According to the International Labor Organization, the economic ramifications of COVID-19 have caused hundreds of millions of job losses this year, and the effects are far from over. Businesses large and small are thinning operations or shutting down altogether, leaving a massive amount of people—especially those in emerging economies where there are little to no safety nets—in a precarious situation. How might the private sector, supported by the development community, respond to the devastation?
The invisible power of the nonconsumption economy
Interestingly, while businesses across the globe have been turning off their lights, other organizations have managed to flourish. Their secret? Targeting nonconsumption.
Nonconsumption occurs when the vast majority of people in an economy would benefit from access to a product or service, but due to obstacles such as cost, expertise, time, or availability, they are unable to afford the product. Because nonconsumers often make up the majority in emerging economies, innovators who target them necessarily create many jobs to serve the vast new market, and often inspire other organizations to participate and expand it.

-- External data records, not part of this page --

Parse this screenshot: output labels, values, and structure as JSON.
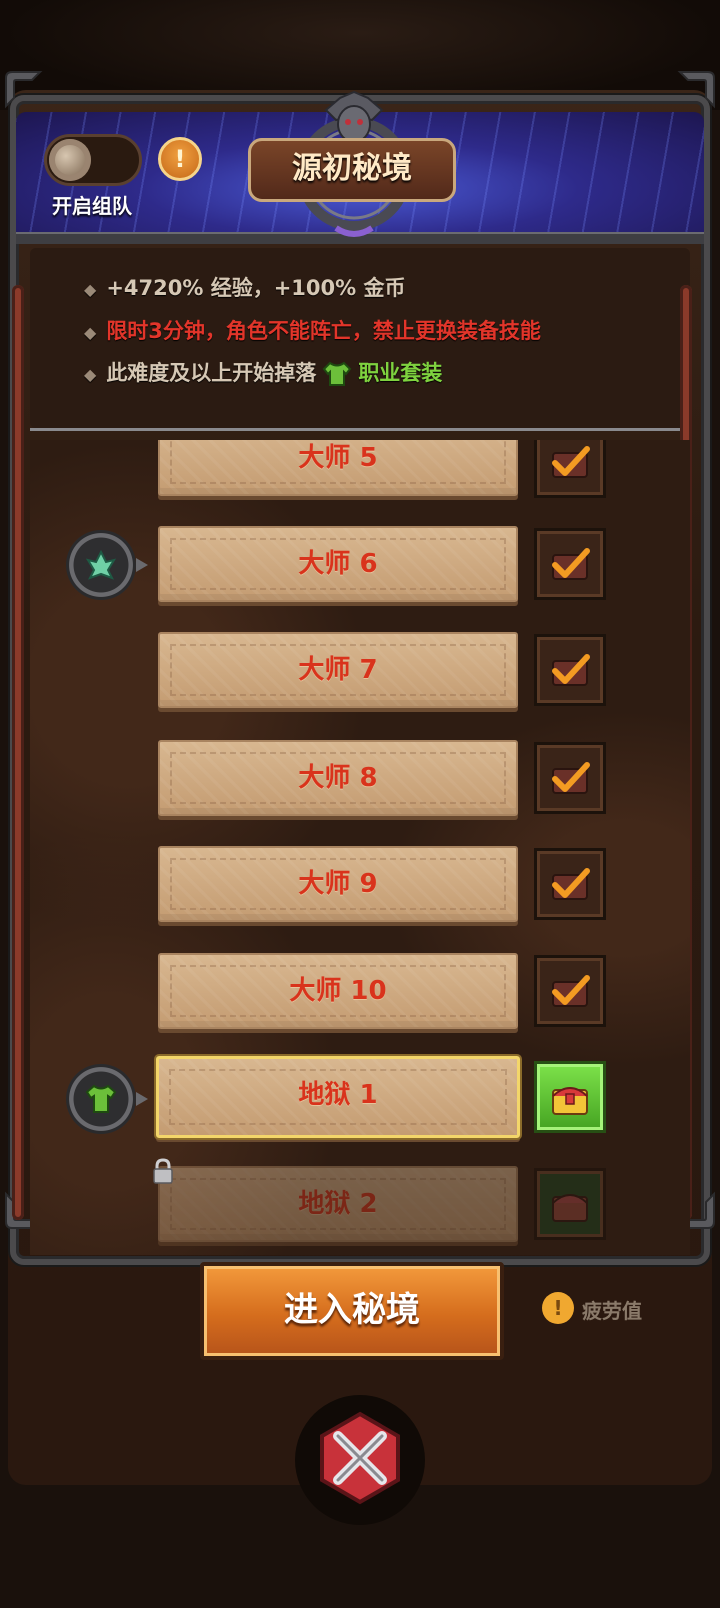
{
  "header": {
    "title": "源初秘境",
    "team_toggle_label": "开启组队"
  },
  "info": {
    "line1": "+4720% 经验，+100% 金币",
    "line2": "限时3分钟，角色不能阵亡，禁止更换装备技能",
    "line3_prefix": "此难度及以上开始掉落",
    "line3_item": "职业套装"
  },
  "levels": [
    {
      "label": "大师 5"
    },
    {
      "label": "大师 6"
    },
    {
      "label": "大师 7"
    },
    {
      "label": "大师 8"
    },
    {
      "label": "大师 9"
    },
    {
      "label": "大师 10"
    },
    {
      "label": "地狱 1"
    },
    {
      "label": "地狱 2"
    }
  ],
  "footer": {
    "enter_label": "进入秘境",
    "fatigue_label": "疲劳值"
  },
  "colors": {
    "accent_orange": "#d56d1d",
    "red_text": "#e2352a",
    "green_text": "#7fd23f",
    "selected_border": "#f3d66a"
  }
}
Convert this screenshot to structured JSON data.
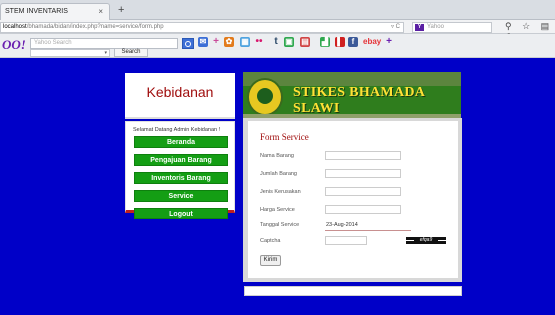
{
  "browser": {
    "tab_title": "STEM INVENTARIS",
    "tab_close": "×",
    "new_tab": "+",
    "url_host": "localhost",
    "url_path": "/bhamada/bidan/index.php?name=service/form.php",
    "url_controls": "▿ C",
    "search_placeholder": "Yahoo",
    "yahoo_icon_letter": "Y",
    "nav_icons": "⚲ ☆ ▤ ⬇"
  },
  "toolbar": {
    "logo": "OO!",
    "search_placeholder": "Yahoo Search",
    "search_button": "Search",
    "select_arrow": "▾",
    "icons": [
      {
        "name": "mail-icon",
        "glyph": "✉",
        "color": "#3d6fd6"
      },
      {
        "name": "plus-icon",
        "glyph": "+",
        "color": "#c94a9a"
      },
      {
        "name": "pinwheel-icon",
        "glyph": "✿",
        "color": "#e27a1b"
      },
      {
        "name": "image-icon",
        "glyph": "▦",
        "color": "#4fa3df"
      },
      {
        "name": "flickr-icon",
        "glyph": "••",
        "color": "#d8186e"
      },
      {
        "name": "tumblr-icon",
        "glyph": "t",
        "color": "#2d4a6a"
      },
      {
        "name": "news-icon",
        "glyph": "▣",
        "color": "#2fa84f"
      },
      {
        "name": "calendar-icon",
        "glyph": "▤",
        "color": "#d04545"
      },
      {
        "name": "chart-icon",
        "glyph": "▟",
        "color": "#2fa84f"
      },
      {
        "name": "bookmark-icon",
        "glyph": "▌",
        "color": "#d02020"
      },
      {
        "name": "facebook-icon",
        "glyph": "f",
        "color": "#3b5998"
      },
      {
        "name": "ebay-icon",
        "glyph": "ebay",
        "color": "#e53238"
      },
      {
        "name": "add-icon",
        "glyph": "+",
        "color": "#6a1fb0"
      }
    ]
  },
  "sidebar": {
    "title": "Kebidanan",
    "greeting": "Selamat Datang Admin Kebidanan !",
    "menu": [
      {
        "label": "Beranda"
      },
      {
        "label": "Pengajuan Barang"
      },
      {
        "label": "Inventoris Barang"
      },
      {
        "label": "Service"
      },
      {
        "label": "Logout"
      }
    ]
  },
  "banner": {
    "text": "STIKES BHAMADA SLAWI",
    "logo_text": "BHAMADA"
  },
  "form": {
    "title": "Form Service",
    "fields": [
      {
        "label": "Nama Barang",
        "value": ""
      },
      {
        "label": "Jumlah Barang",
        "value": ""
      },
      {
        "label": "Jenis Kerusakan",
        "value": ""
      },
      {
        "label": "Harga Service",
        "value": ""
      },
      {
        "label": "Tanggal Service",
        "value": "23-Aug-2014"
      },
      {
        "label": "Captcha",
        "value": ""
      }
    ],
    "captcha_text": "efqa9",
    "submit_label": "Kirim"
  },
  "colors": {
    "page_background": "#0000c8",
    "menu_button": "#149e14",
    "title_red": "#a00e0e",
    "banner_green": "#2f7d1d",
    "banner_text": "#ffe135"
  }
}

For example, before companies like MicroEnsure came on the scene, basic insurance products weren’t available to most people in many emerging economies. Today the company serves tens of millions of previous nonconsumers of insurance in Ghana, Kenya, India, Pakistan, Philippines, and Tanzania. MicroEnsure is not alone, however. Another company, PasarPolis, serves customers in Indonesia, Thailand, and Vietnam, and just raised $54 million in its series B round. The company has hired more than 10,000 agents to issue more than 650 million policies to first-time buyers in 2019. And in June—in the middle of the pandemic—PasarPolis issued 35 million new policies.
With poverty on the rise, other organizations can mitigate some of the devastation caused by COVID-19 pandemic by targeting the vast nonconsumption that is surely expanding in emerging economies. Not only will doing so create (or save) much needed jobs, but it will also create a strong foundation to build future economic prosperity. Consider Kenya’s Victory Farms.

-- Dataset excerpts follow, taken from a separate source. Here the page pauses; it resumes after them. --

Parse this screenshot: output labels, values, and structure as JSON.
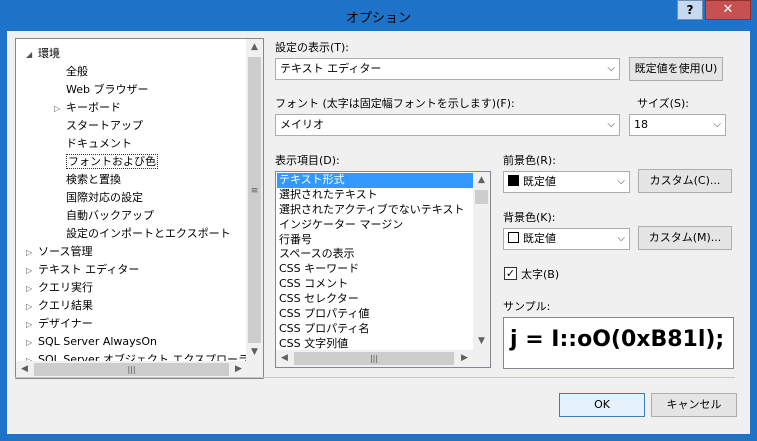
{
  "window": {
    "title": "オプション",
    "help_label": "?",
    "close_label": "✕"
  },
  "tree": {
    "items": [
      {
        "label": "環境",
        "arrow": "◢",
        "level": 0
      },
      {
        "label": "全般",
        "arrow": "",
        "level": 1
      },
      {
        "label": "Web ブラウザー",
        "arrow": "",
        "level": 1
      },
      {
        "label": "キーボード",
        "arrow": "▷",
        "level": 1
      },
      {
        "label": "スタートアップ",
        "arrow": "",
        "level": 1
      },
      {
        "label": "ドキュメント",
        "arrow": "",
        "level": 1
      },
      {
        "label": "フォントおよび色",
        "arrow": "",
        "level": 1,
        "selected": true
      },
      {
        "label": "検索と置換",
        "arrow": "",
        "level": 1
      },
      {
        "label": "国際対応の設定",
        "arrow": "",
        "level": 1
      },
      {
        "label": "自動バックアップ",
        "arrow": "",
        "level": 1
      },
      {
        "label": "設定のインポートとエクスポート",
        "arrow": "",
        "level": 1
      },
      {
        "label": "ソース管理",
        "arrow": "▷",
        "level": 0
      },
      {
        "label": "テキスト エディター",
        "arrow": "▷",
        "level": 0
      },
      {
        "label": "クエリ実行",
        "arrow": "▷",
        "level": 0
      },
      {
        "label": "クエリ結果",
        "arrow": "▷",
        "level": 0
      },
      {
        "label": "デザイナー",
        "arrow": "▷",
        "level": 0
      },
      {
        "label": "SQL Server AlwaysOn",
        "arrow": "▷",
        "level": 0
      },
      {
        "label": "SQL Server オブジェクト エクスプローラー",
        "arrow": "▷",
        "level": 0
      }
    ]
  },
  "settings": {
    "display_label": "設定の表示(T):",
    "display_value": "テキスト エディター",
    "use_defaults_button": "既定値を使用(U)",
    "font_label": "フォント (太字は固定幅フォントを示します)(F):",
    "font_value": "メイリオ",
    "size_label": "サイズ(S):",
    "size_value": "18",
    "items_label": "表示項目(D):",
    "items": [
      "テキスト形式",
      "選択されたテキスト",
      "選択されたアクティブでないテキスト",
      "インジケーター マージン",
      "行番号",
      "スペースの表示",
      "CSS キーワード",
      "CSS コメント",
      "CSS セレクター",
      "CSS プロパティ値",
      "CSS プロパティ名",
      "CSS 文字列値"
    ],
    "foreground_label": "前景色(R):",
    "foreground_value": "既定値",
    "foreground_custom_button": "カスタム(C)...",
    "background_label": "背景色(K):",
    "background_value": "既定値",
    "background_custom_button": "カスタム(M)...",
    "bold_label": "太字(B)",
    "bold_checked": "✓",
    "sample_label": "サンプル:",
    "sample_text": "j = I::oO(0xB81l);"
  },
  "footer": {
    "ok_button": "OK",
    "cancel_button": "キャンセル"
  },
  "colors": {
    "title_bar": "#1e73c9",
    "selection": "#3399ff",
    "close": "#c75050"
  }
}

When the pandemic began and Kenya enforced lockdowns, it seemed like the end was near for Victory Farms. The company, which sold fresh fish primarily to hotels, restaurants, and open-markets, initially saw sales plummet. But Victory Farms quickly refocused its efforts on serving nonconsumers in the region whose means of accessing fresh fish had dwindled. Company executives realized that much of the competition (inexpensive and sometimes toxic fish from China) was no longer available as borders were closed. And so, instead of shutting down operations, Victory Farms doubled down and recently installed 12 new 30-meter cages in Lake Victoria. Each cage can stock up to 400,000 fish.

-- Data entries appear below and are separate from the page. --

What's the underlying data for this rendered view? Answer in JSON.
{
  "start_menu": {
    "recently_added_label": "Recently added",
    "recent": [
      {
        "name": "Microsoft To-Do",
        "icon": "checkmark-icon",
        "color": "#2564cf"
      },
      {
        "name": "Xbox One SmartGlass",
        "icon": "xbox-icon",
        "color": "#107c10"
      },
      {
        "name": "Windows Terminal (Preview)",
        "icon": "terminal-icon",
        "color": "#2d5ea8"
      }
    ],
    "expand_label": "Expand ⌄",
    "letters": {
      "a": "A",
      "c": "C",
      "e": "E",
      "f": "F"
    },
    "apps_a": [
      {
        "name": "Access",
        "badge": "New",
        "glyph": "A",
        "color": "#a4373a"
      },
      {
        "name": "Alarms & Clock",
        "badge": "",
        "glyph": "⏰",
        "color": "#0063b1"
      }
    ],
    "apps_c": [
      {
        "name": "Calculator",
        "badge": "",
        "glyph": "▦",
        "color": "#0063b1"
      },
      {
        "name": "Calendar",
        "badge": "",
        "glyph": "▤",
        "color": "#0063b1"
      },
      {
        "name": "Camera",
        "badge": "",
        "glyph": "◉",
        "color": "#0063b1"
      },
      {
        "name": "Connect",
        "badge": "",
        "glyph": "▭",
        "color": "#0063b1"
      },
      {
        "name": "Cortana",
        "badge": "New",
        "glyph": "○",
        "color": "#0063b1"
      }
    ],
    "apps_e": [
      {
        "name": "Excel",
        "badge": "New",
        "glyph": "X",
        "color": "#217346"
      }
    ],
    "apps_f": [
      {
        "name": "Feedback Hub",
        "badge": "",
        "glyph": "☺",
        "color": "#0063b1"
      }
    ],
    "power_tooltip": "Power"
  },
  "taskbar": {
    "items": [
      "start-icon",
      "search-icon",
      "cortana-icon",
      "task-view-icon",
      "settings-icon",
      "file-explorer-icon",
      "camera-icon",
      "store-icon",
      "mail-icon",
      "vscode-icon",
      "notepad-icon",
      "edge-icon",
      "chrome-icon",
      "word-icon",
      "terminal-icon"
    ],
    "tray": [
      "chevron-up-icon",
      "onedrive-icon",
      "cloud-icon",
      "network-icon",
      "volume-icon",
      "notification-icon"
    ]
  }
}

Despite COVID-19 restrictions in Kenya, the company continues to see month over month growth and just earned their highest revenue to date. In order to meet demand, Victory Farms is hiring people when other organizations are laying off people in droves. In addition, the company recently launched an outgrower program to empower local fishermen and is even investigating expanding its operations into other East African countries. What if other businesses prioritized nonconsumption? What if more development dollars were used to enable them?
Until people across the globe have universal access to the products and services that will improve their lives, there will always be a market opportunity to target nonconsumers with simple and affordable products. Now more than ever, with so many people struggling to make ends meet, development organizations have an opportunity to empower businesses and reduce joblessness by supporting struggling emerging-market entrepreneurs targeting nonconsumption.